More than thirty years later, this group remains unusually close. The core friends vacation together, stay in touch via Facebook, attend one another’s major life events (which, at this point, include both christenings of children and funerals of parents), and have dozens of photos taken together from their recent thirtieth high-school reunion. I am in none of those.
In a recent New York magazine piece, journalist Jennifer Senior examines the latest neurological findings on the effect of adolescence on the human brain and development. To summarize Senior’s findings: Researchers now know that a disproportionate number of people recall young-adult (described as ages fifteen through twenty-five) memories keenly, even after a number of decades have passed. Those memories aren’t simply nostalgia, either; adult success correlates strongly to high-school notions of attractiveness, making recollections and preferences—in music, in substances, and in friends—“especially adhesive.” As adolescent cultures generate their own values and priorities, they also generate their own methods of shame and punishment, which include choosing who is allowed within the fold and who is cast out of it.
No wonder my husband’s high-school friends still stay in such close contact: They have loved and supported and seen one another through multiple life stages, but there’s something special about bonding during adolescence, in which like calls to like, and likes it a whole lot. As humans, we bond to avoid what one of the scientists in Senior’s piece calls “the giant box of strangers” that we’re each thrown in when we enter a huge group like high school: All sorts of groups, from vicious street gangs to mild-mannered book clubs, are variations on narrowing that box’s contents down to those who are most congenial to us.
But this phenomenon, by the time I met my husband in college, made it difficult for me to enter my husband’s gang of friends. The problem might have gone away entirely if I had not married him. If we had broken up during college, I would have remembered this group as particularly insular, but spent more time making my own friends. As it happened, and much to my chagrin, I, a heterosexual female with more than a few traditional ideas about courtship and marriage, cleaved unto my boyfriend and took on all of his interests and habits, which included hanging out with his friends.
This was a group I actually would have liked to have like me. They were—and are now—warm, smart, funny, and interesting. They planned outings great (forays to NYC clubs, weekends at Ivy League colleges, ski trips) and small (eating leftovers around kitchen tables, beers by the river) that were memorable for many reasons. Temperamentally a loner, I cherished these hours and days, feeling so much a part of things that I dared to spearhead a joint twenty-first-birthday party for five of us and even had one of “the girls” as my own bridesmaid (she married much, much later, and my husband and I were not invited to her wedding).
But once we were married, our ties with this group weakened—and did so even further as we negotiated the rounds of military life, with its frequent moves. My ever-stoic husband and “the guys” saw each other sporadically, mainly at reunions—but “the girls” kept their bonds strong with annual get-together weekends and trips. At that thirtieth high-school reunion, their love for each other was palpable, and I felt wholly left out.
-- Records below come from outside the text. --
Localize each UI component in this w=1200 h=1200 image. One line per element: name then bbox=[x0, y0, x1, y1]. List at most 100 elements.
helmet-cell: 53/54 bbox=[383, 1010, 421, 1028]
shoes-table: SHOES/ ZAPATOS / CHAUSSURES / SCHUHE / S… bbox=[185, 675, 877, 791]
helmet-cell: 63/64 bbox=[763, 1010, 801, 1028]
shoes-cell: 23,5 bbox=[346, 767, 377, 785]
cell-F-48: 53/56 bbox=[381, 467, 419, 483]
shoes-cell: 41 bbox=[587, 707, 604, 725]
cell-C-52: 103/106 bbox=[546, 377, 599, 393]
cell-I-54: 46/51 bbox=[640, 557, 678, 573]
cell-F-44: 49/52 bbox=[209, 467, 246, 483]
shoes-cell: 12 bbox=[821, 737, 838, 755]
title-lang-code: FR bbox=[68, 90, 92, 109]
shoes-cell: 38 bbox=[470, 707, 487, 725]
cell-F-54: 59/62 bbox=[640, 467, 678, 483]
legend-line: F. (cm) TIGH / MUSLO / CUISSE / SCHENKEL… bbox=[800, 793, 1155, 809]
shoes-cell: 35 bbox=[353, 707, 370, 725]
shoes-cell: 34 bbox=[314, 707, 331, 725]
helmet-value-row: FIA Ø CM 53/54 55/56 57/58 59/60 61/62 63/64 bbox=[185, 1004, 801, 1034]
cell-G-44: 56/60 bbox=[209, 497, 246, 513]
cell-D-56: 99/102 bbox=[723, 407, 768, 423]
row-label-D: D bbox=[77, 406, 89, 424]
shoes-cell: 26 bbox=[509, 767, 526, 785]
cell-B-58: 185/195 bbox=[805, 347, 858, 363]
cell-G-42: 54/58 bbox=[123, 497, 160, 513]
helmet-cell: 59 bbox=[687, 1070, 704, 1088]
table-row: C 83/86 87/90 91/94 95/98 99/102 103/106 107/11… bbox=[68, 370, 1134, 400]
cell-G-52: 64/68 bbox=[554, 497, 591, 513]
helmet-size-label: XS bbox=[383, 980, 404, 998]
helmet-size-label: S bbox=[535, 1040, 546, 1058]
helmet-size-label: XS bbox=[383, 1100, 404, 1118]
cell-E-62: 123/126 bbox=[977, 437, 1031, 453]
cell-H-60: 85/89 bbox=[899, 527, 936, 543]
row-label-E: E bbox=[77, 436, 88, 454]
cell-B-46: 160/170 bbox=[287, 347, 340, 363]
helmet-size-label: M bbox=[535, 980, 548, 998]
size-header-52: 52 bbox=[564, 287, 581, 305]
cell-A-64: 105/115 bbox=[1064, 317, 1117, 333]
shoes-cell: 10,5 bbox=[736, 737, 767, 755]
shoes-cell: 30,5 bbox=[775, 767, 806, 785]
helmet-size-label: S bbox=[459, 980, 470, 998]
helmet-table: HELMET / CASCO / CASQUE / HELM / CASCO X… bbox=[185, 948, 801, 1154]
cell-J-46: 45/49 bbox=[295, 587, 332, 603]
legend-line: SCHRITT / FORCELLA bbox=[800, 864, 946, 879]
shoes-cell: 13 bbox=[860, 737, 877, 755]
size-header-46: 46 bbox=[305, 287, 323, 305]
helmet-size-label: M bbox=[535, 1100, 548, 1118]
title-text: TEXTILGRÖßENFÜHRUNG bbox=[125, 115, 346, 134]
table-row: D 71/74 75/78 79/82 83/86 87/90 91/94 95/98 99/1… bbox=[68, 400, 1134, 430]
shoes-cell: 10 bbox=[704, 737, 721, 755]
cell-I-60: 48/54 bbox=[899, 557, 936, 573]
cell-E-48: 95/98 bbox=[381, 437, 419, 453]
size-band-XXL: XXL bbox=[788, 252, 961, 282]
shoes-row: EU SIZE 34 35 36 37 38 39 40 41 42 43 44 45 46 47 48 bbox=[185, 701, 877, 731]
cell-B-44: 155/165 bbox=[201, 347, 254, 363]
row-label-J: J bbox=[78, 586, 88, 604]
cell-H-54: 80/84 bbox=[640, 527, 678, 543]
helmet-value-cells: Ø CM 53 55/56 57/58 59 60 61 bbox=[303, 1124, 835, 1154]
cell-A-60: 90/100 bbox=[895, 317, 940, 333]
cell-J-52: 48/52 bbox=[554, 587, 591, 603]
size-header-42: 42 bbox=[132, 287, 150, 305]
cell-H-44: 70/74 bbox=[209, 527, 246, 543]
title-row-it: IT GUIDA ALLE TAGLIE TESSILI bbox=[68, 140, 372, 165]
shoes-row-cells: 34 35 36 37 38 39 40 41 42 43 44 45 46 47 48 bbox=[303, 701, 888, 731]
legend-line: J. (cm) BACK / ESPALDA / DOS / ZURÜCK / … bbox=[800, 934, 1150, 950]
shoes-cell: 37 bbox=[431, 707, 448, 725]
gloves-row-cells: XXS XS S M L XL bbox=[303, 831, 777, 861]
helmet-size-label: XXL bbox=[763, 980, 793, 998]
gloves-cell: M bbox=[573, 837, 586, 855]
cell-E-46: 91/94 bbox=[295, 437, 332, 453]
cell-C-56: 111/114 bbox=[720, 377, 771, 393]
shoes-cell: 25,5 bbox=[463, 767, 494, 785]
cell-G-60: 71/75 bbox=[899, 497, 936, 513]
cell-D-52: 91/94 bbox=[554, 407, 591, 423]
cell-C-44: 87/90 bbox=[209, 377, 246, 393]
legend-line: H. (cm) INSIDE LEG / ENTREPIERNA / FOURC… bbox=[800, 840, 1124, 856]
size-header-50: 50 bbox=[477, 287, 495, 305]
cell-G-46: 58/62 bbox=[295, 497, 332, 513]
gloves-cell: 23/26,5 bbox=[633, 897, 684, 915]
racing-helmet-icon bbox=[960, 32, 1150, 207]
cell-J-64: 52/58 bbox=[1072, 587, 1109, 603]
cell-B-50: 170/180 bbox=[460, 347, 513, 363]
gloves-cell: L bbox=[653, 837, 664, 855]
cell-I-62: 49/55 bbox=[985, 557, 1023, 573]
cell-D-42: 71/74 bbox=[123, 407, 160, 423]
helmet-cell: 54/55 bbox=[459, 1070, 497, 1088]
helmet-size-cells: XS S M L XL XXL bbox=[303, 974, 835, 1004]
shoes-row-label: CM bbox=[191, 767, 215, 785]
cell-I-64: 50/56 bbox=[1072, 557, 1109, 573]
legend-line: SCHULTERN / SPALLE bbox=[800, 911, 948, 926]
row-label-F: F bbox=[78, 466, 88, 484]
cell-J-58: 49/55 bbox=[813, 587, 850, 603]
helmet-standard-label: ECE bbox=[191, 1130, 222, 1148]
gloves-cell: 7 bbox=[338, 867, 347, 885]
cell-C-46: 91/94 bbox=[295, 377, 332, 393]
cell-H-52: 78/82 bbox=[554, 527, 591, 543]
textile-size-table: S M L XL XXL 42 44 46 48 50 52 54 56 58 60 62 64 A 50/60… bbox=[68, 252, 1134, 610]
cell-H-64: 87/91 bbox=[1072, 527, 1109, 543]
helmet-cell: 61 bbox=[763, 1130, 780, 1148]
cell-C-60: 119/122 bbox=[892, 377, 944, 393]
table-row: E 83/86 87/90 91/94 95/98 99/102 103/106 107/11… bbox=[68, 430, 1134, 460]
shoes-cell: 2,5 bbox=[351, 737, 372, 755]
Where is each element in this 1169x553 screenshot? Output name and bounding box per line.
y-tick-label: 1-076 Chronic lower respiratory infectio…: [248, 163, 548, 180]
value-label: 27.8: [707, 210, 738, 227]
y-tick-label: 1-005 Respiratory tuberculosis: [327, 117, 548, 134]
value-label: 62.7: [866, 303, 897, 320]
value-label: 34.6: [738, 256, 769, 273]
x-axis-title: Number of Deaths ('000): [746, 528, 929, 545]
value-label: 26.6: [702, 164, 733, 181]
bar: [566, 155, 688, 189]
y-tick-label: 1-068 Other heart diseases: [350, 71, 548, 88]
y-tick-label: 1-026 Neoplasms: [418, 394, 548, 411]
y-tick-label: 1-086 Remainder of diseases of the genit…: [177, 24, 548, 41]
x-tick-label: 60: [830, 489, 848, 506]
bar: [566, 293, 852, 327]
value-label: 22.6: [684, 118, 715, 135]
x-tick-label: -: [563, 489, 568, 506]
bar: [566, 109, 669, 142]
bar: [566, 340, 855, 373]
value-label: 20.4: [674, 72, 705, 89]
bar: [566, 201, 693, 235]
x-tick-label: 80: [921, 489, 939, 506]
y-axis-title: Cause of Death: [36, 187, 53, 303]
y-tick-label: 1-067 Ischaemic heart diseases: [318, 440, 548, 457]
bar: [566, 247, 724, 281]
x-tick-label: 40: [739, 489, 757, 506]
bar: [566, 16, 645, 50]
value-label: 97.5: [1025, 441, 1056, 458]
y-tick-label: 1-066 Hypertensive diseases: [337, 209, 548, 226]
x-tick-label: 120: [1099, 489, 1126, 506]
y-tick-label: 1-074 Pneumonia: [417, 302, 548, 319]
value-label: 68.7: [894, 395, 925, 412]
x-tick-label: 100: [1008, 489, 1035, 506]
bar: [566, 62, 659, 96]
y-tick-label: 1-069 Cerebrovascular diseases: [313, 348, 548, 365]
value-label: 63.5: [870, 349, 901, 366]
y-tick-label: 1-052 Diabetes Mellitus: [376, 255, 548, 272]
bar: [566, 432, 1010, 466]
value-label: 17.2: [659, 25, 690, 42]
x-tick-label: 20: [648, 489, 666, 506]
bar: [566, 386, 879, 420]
So why did I attend? If I feel left out of this group, why not avoid them? The answer, of course, is because I don’t have my own. Oh, yes, I have friends, and lots of them—but I never had and never will have that sort of tight-knit group that we now know—it’s science!—can really only be formed within the crucible of adolescence.
There’s a moral to this story that is also a happy ending of sorts. This year, we who once turned twenty-one together are celebrating another significant birthday. It turned out that one woman’s fiftieth coincided with the annual get together for “the girls.” When another woman realized that “the guys” might be persuaded to come into Manhattan for dinner, a table for fifteen was booked at a chic boite (one of “the girls” is now a famous chef, which is very, very cool).
I talked to my husband about how nervous I felt attending this gathering. About how marginalized I’d felt back in college, how much I still yearned for his friends to like me, how terrifying it was to think I was just being invited as baggage. He’d heard all of this before, of course, but this time, both of us are much older and perhaps just a tiny bit wiser. We agreed that we would both make an effort not just to have a good time, but to make sure each of us was having a good time.
It was a wonderful evening, and if this is my valentine to it, that’s because I made an effort. I talked to every single person at the table individually, approaching them as I do people I love. Because I do love these men and women who helped to forge my beloved’s adolescence—and we are all grownups, now.